Professor MacDonald stepped down from his role as a Highland Councillor in December after two and a half years as a local representative for the islands. He said the decision was made in part so he could spend more time working on the implementation of Sir Lewis Ritchie’s health care recommendations for Skye, Lochalsh and South West Ross.

Professor Ronald MacDonald.

Mr MacDonald, who is a Research Professor of Macroeconomics and International Finance in the Adam Smith Business School at the University of Glasgow, welcomed plans by the Scottish Conservatives to commit extra resources for a new medical school. However, he told the Free Press that he agreed with the sentiments of SNP MSP Kate Forbes who in response to the proposals said that Inverness “sucks up resources intended for the rest of the Highlands.”

He said: “I share the concerns of Kate Forbes MSP about this new facility being in the city of Inverness. Inverness is one small part of a huge geographic area that includes areas of rurality and extreme rurality, such as north Skye. As part of the Ritchie implementation process, the community in north Skye is involved, along with multi-agency partners, in developing proposals for creating a national centre of excellence for education, training and professional support in rural health and social care.

“This pathbreaking work has as at its core the need to actually train clinicians in areas of rurality given that conditions there are very different from those in urban areas. My concern about placing a new medical school in Inverness is that it will simply compound the existing structure of having all of Scotland’s medical schools located in cities, and completely miss the need to have an appropriate structure dovetailed for the needs of the Highland area.
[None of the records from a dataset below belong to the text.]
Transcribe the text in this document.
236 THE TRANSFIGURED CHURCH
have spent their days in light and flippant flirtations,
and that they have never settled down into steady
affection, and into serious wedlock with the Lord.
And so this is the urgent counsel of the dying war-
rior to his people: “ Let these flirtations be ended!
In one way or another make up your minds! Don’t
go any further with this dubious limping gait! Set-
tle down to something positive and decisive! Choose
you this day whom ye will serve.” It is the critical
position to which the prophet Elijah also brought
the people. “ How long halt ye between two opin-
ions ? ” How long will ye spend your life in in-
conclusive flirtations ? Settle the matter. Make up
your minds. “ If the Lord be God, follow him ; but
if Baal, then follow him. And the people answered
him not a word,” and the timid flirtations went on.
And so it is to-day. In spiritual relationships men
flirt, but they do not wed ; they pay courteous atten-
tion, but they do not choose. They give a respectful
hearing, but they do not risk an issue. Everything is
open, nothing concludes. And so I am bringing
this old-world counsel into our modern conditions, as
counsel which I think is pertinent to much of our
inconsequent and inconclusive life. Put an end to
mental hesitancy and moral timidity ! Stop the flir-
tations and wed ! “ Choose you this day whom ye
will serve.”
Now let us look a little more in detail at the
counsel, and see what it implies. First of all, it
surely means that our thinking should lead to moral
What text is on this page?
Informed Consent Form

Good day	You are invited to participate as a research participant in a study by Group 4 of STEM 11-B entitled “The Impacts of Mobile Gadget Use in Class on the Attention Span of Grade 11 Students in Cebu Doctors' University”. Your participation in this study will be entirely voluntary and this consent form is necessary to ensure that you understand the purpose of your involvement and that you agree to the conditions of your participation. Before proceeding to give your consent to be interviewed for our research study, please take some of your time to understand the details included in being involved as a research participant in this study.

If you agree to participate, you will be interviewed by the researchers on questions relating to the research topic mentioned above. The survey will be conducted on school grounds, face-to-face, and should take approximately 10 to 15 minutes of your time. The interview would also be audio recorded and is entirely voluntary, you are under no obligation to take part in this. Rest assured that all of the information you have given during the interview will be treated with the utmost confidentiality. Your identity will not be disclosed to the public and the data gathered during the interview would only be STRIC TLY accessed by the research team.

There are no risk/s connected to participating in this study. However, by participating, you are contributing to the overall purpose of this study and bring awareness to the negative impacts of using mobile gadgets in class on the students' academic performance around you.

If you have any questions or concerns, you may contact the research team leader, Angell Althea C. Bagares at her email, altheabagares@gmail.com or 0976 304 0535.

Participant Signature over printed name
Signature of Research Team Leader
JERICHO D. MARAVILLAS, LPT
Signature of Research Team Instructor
Professor MacDonald went on to add: “There is surely an opportunity here to create a medical school which would truly meet the needs of all of our Highland communities, and I believe the work that has begun on Skye offers insight into how this should be done.

“I would also say that any new Highland-based medical school should not just focus on GP provision but the full range of clinical training from nurses, paramedics and allied health professionals through to rural GPs. Perhaps a devolved model along the original intention of the creators of UHI (University of the Highlands and Islands) would be the way to go in this regard.”